Julie L’Heureux, directrice de l’Institut secondaire Keranna et porte-parole des école privées de la Mauricie et du Centre-du-Québec.
Julie L’Heureux, directrice de l’Institut secondaire Keranna et porte-parole des école privées de la Mauricie et du Centre-du-Québec.

Les écoles privées demandent une révision des mesures

Trois-Rivières — Tout comme les centres de services scolaires, les école privées de la région s’inquiètent beaucoup de la question du transport scolaire, en septembre, qui n’autorisera qu’un élève sur deux dans les bancs des autobus. La porte-parole des écoles primaires et secondaires privées de la région, Julie L’Heureux, croit que les élèves devraient pouvoir agir dans les autobus scolaires comme dans ceux de la STTR, soit se désinfecter les mains à l’entrée et porter un masque. «Les écoles privées demandent que les mesures soient révisées», dit-elle.

«Les transporteurs attendent des nouvelles et nos parents attendent aussi», dit-elle. D’habitude, en juin, «tous les dossiers sont réglés», ce qui n’est pas le cas.

«Des commissions scolaires qui ont les mêmes mesures que nous à appliquer ont déjà fait savoir à des écoles privées qu’elles ne pourraient pas transporter leurs élèves l’année prochaine parce qu’elles vont manquer de places», ajoute Mme L’Heureux.

Tout comme les centres de services scolaires, les écoles privées attendent des directives claires sur ce qu’il faudra faire, également, pour les pauses, les dîners et les cours optionnels.

Mme L’Heureux indique que les élèves ont grandement participé aux activités scolaires offertes par les écoles privées durant le confinement. «Lorsque la participation n’y était pas, il y avait des mesures pour les rejoindre», indique-t-elle. Malgré tout, en septembre, «il va y avoir des périodes de mise à niveau», prévient-elle.

La non-présence des élèves en classe durant le confinement a suscité quelques questionnements de la part de certains parents au niveau des droits de scolarité. Mme L’Heureux indique que ces situations, peu nombreuses, ont été réglées cas par cas. Différentes approches ont été offertes à ceux et celles qui ont éprouvé des difficultés de paiement, par exemple en modifiant les formes de paiements ou en les dirigeant vers les bourses de scolarité. «Tous les parents signent un contrat de services éducatifs qui nous lie. Eux s’engagent à payer une partie des droits et nous nous engageons à leur livrer un service. Normalement, ce service-là est en présentiel. Des cours en ligne au primaire et au secondaire, on n’avait jamais vu ça», rappelle Mme L’Heureux.

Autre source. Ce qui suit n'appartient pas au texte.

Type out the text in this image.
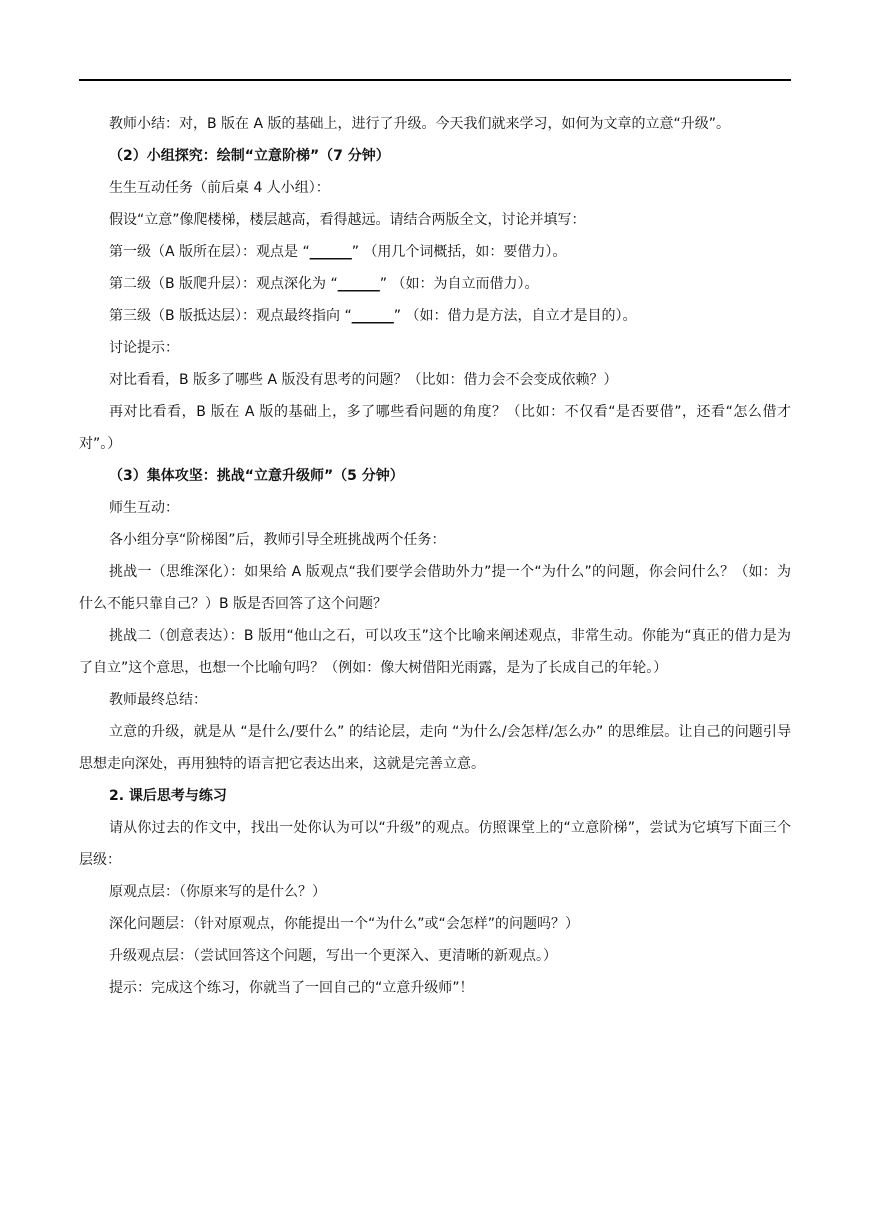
教师小结：对，B 版在 A 版的基础上，进行了升级。今天我们就来学习，如何为文章的立意“升级”。

（2）小组探究：绘制“立意阶梯”（7 分钟）

生生互动任务（前后桌 4 人小组）：

假设“立意”像爬楼梯，楼层越高，看得越远。请结合两版全文，讨论并填写：

第一级（A 版所在层）：观点是 “______” （用几个词概括，如：要借力）。

第二级（B 版爬升层）：观点深化为 “______” （如：为自立而借力）。

第三级（B 版抵达层）：观点最终指向 “______” （如：借力是方法，自立才是目的）。

讨论提示：

对比看看，B 版多了哪些 A 版没有思考的问题？（比如：借力会不会变成依赖？）

再对比看看，B 版在 A 版的基础上，多了哪些看问题的角度？（比如：不仅看“是否要借”，还看“怎么借才对”。）

（3）集体攻坚：挑战“立意升级师”（5 分钟）

师生互动：

各小组分享“阶梯图”后，教师引导全班挑战两个任务：

挑战一（思维深化）：如果给 A 版观点“我们要学会借助外力”提一个“为什么”的问题，你会问什么？（如：为什么不能只靠自己？）B 版是否回答了这个问题？

挑战二（创意表达）：B 版用“他山之石，可以攻玉”这个比喻来阐述观点，非常生动。你能为“真正的借力是为了自立”这个意思，也想一个比喻句吗？（例如：像大树借阳光雨露，是为了长成自己的年轮。）

教师最终总结：

立意的升级，就是从 “是什么/要什么” 的结论层，走向 “为什么/会怎样/怎么办” 的思维层。让自己的问题引导思想走向深处，再用独特的语言把它表达出来，这就是完善立意。

2. 课后思考与练习

请从你过去的作文中，找出一处你认为可以“升级”的观点。仿照课堂上的“立意阶梯”，尝试为它填写下面三个层级：

原观点层：（你原来写的是什么？）

深化问题层：（针对原观点，你能提出一个“为什么”或“会怎样”的问题吗？）

升级观点层：（尝试回答这个问题，写出一个更深入、更清晰的新观点。）

提示：完成这个练习，你就当了一回自己的“立意升级师”！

«Ce qu’on nous a exprimé, au ministère et ailleurs, c’est que dès que la Santé publique et le gouvernement donnent des consignes et que les organisations ne peuvent plus s’en remettre aux contrats qui les lient, ce n’est plus le contrat qui prévaut. C’est la consigne des autorités de fermer les écoles et d’offrir du service à distance. «On l’a fait rapidement. Donc pour la portion des droits de scolarité, les écoles privées ne remboursaient pas les parents cette année», explique Mme L’Heureux. Toutefois, il y a eu des crédits au compte et des remboursements pour les frais complémentaires au prorata de l’année scolaire. «C’est le cas du transport scolaire et de la STTR», illustre-t-elle.

Finalement, par chance, il n’y a eu aucun cas de COVID-19 dans les écoles privées de la région, à l’exception du CMI où deux cas se sont déclarés.